How? I made it my personal mission to take risks and network like crazy.
Moving can be intimidating, but, it’s also a great opportunity to start over, meet new people, and find an exciting new direction. Whether you’re looking for new friends or a new job, here are my tips on how to build your network in a new city. If you can make it there, you can make it anywhere!
1. Try Something Ridiculous
You know those things you briefly consider doing, before that “sensible” voice in your head talks you out of them? Well, this time, ignore that voice. Audition for an a capella group. Try out for a fencing team. Steel your nerves and walk into a room full of new people, or go for that part you’ve always wanted to play. It sounds crazy, but you never know what will happen—or who you’ll meet—when you step outside of your comfort zone.
2. Go on Dates
If you’re single, going on dates is a great way to meet new people—even if you don’t hit it off romantically, you could strike up a friendship. If you want to try something new, but don’t have someone to go with, suggest an outing on HowAboutWe, a dating site that matches people based on common interests and date ideas.

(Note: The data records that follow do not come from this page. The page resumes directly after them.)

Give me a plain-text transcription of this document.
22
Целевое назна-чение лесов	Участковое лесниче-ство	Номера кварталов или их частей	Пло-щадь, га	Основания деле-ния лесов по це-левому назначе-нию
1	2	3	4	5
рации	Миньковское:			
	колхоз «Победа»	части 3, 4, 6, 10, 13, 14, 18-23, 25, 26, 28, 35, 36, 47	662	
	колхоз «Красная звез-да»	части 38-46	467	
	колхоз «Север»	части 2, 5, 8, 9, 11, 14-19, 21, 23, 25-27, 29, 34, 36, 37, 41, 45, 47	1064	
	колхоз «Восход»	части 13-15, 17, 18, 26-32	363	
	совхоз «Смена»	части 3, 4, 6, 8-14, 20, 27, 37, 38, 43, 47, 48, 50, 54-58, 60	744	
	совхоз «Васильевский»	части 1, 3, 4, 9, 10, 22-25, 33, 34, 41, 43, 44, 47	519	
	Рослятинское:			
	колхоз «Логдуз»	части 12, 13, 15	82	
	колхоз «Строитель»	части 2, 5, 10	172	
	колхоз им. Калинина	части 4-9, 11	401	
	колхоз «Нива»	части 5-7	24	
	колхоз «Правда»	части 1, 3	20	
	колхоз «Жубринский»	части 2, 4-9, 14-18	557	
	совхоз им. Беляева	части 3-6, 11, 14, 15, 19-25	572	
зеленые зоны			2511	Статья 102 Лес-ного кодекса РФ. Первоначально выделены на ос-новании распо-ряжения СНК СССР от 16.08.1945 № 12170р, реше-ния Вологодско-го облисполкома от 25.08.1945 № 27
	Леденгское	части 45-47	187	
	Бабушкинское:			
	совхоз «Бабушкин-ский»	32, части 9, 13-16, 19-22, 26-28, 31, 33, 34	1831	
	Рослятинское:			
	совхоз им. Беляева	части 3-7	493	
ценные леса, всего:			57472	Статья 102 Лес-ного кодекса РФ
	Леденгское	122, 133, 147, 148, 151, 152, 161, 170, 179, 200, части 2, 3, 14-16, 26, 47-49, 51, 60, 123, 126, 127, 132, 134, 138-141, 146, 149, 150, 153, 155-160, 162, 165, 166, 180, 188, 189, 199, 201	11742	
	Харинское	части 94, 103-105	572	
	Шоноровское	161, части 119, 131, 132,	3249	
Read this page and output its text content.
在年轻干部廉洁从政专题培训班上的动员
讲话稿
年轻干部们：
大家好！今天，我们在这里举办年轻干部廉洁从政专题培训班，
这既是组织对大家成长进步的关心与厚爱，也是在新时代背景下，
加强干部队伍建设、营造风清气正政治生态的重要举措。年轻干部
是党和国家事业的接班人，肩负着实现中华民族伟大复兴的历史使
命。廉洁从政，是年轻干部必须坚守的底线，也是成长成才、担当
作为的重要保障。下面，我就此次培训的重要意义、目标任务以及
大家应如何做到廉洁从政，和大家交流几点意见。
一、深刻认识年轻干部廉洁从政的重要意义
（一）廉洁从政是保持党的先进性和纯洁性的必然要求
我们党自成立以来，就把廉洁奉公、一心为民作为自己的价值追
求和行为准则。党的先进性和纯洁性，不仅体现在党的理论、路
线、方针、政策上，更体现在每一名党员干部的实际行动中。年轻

And if you’re seeing someone, get creative: Branching out from the neighborhood bar and movie theater will introduce the two of you to new and unexpected things and force you to get to know a new place.
3. Start a Project
If you’re working full-time, volunteer for an organization that does something you’re passionate about. If you’re not working full-time, make it a priority to get an internship, whether it’s paid or not, in a field you’re interested in. Both will lead you to like-minded people, new connections, and potential job opportunities, too.
4. Be Fearlessly Friendly
I don’t just mean smiling and saying hello to the barista every morning. If you move to a new place, you need to accept that your network won’t just be comprised of close friends and co-workers anymore. So if you have a friend of a friend of a friend in the same city, reach out to her. Does the family you used to babysit for know someone who you might be able to meet for coffee in your new locale? Great—bring it on. Go to an alumni networking event, even if you don’t know a single person there. Ask your next-door neighbor for restaurant recommendations, or, better yet, invite her over for a drink.
5. Say Yes
If you get invited to things, make it your policy to just say yes! Even if seeing a play or going to a concert isn’t your idea of fun, just the act of exploring new bus routes and streets and venues will give you more confidence and something new to talk about. You may also meet someone who ends up being a great friend, or a great career resource.
6. Read Up and Sign Up
There’s a wealth of information out there. Search Twitter, Google, and blogs in your industry or interest area, and you’ll easily be able to find a whole host of great events, classes, forums, and conferences in your new city. And not yet having weekends that are jam-packed with outings with friends is the perfect opportunity to learn something new. So check out that art exhibit, listen to a speaker series, and sign up for a class or two—you’ll have a packed schedule in no time.
What advice do you have for making new friends and connections in a new city?